On a general perspective, the whole idea of Jake’s story was fun and definitely filled with adventures. While very much different, it does contain elements from J.R.R. Tolkien’s Lord of the Rings. Some reviewers said that there were Narnia elements but I cannot affirm since I haven’t read the story yet. I am however certain about the LOTR thing. There were massive Kingdom battles fought by forces of outlandish creatures; there were good and evil wizards; and most of all, the world building and the Rhuaddan language greatly reminded me of good ol’ LOTR. But as I’ve said, they are very different in terms of the storyline, the manner of writing and the primary characters involved. I am secretly glad that I didn’t have to deal with archaic language while reading this book.

Despite my enjoyment, I still found myself getting frustrated a lot of times while following Jake's story. My first observation was that punctuation marks were used improperly especially the question marks. I do understand that there may have typos along the way but it confused me especially when the character/s is/are talking to themselves or talking to the other character. It greatly spoils the tone of the moment. The alternating POVs did not also help. It was somewhat jumbled and almost all characters were given their individual POVs. I’ve read books that used this kind of approach and it worked well. However, it didn’t work for TKS. Perhaps, because it was excessively done.

Another frustration was that TKS’s character development wasn’t impressive. I had a hard time connecting to anyone even with the main character (MC), Jake. They seemed generic and dull. No consistency and no individuality. And Jake’s transition to a mature individual was instant. Voila. And there’s his bestfriend Ben whose jokes were forced that I can’t help but roll my eyes. I am also struggling to understand King Artrex’s persona. I mean he is a king but there were a lot of times that I almost said to myself that Vantrax deserved to be King afterall given that the former is indecisive and somewhat lost. This brings me to Vantrax and the rest of the villains. Due to the excessive glimpses that I have of him in the book, Vantrax had just lost his air of menacing mystery.
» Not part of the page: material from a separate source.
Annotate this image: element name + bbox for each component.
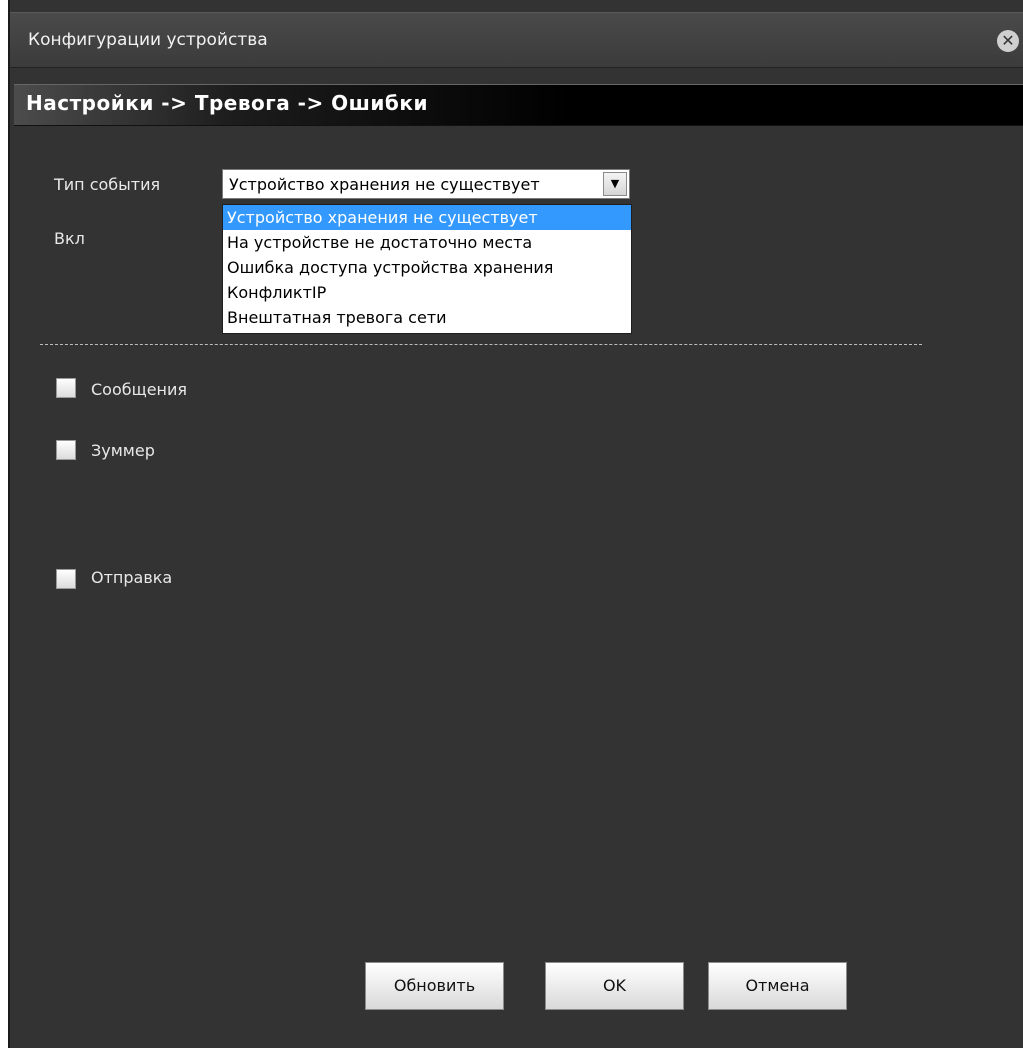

We were given insight to a lot of his thoughts and to his second in command, Sawdon, that things got predictable. I just wished that only snippets of these villains’ lives were offered or they were told from another character.

On top of all that, I also came across an information overload issue with this book. Imagine reading 2-3 pages that were solely dedicated to describing the appearances of the different creatures in Rhuaddan. And it was inserted in a significant moment in the story that I can’t help but get lost in the conversation of the characters. It was just too lengthy that the main point of that particular scene got buried. And my appreciation for the creatures was lost. There was also a lot of repetitiveness in the nature of storytelling that it was nagging me. Only my unwavering self-control stopped me from saying, “I get it, dude.”

The only thing that made me root for this book is that it has the potential to shine in the Y/A fantasy genre if things were made a little different. The concept is good…the world building is bold and excellent.

Would I recommend this book? Sure, as long as your aim is to spend some idle time with a book and not about getting blown away by awesomeness. Personally, I would still read the next two books not because the author has provided me with those but I am curious enough to know what happened to Jake and the gang.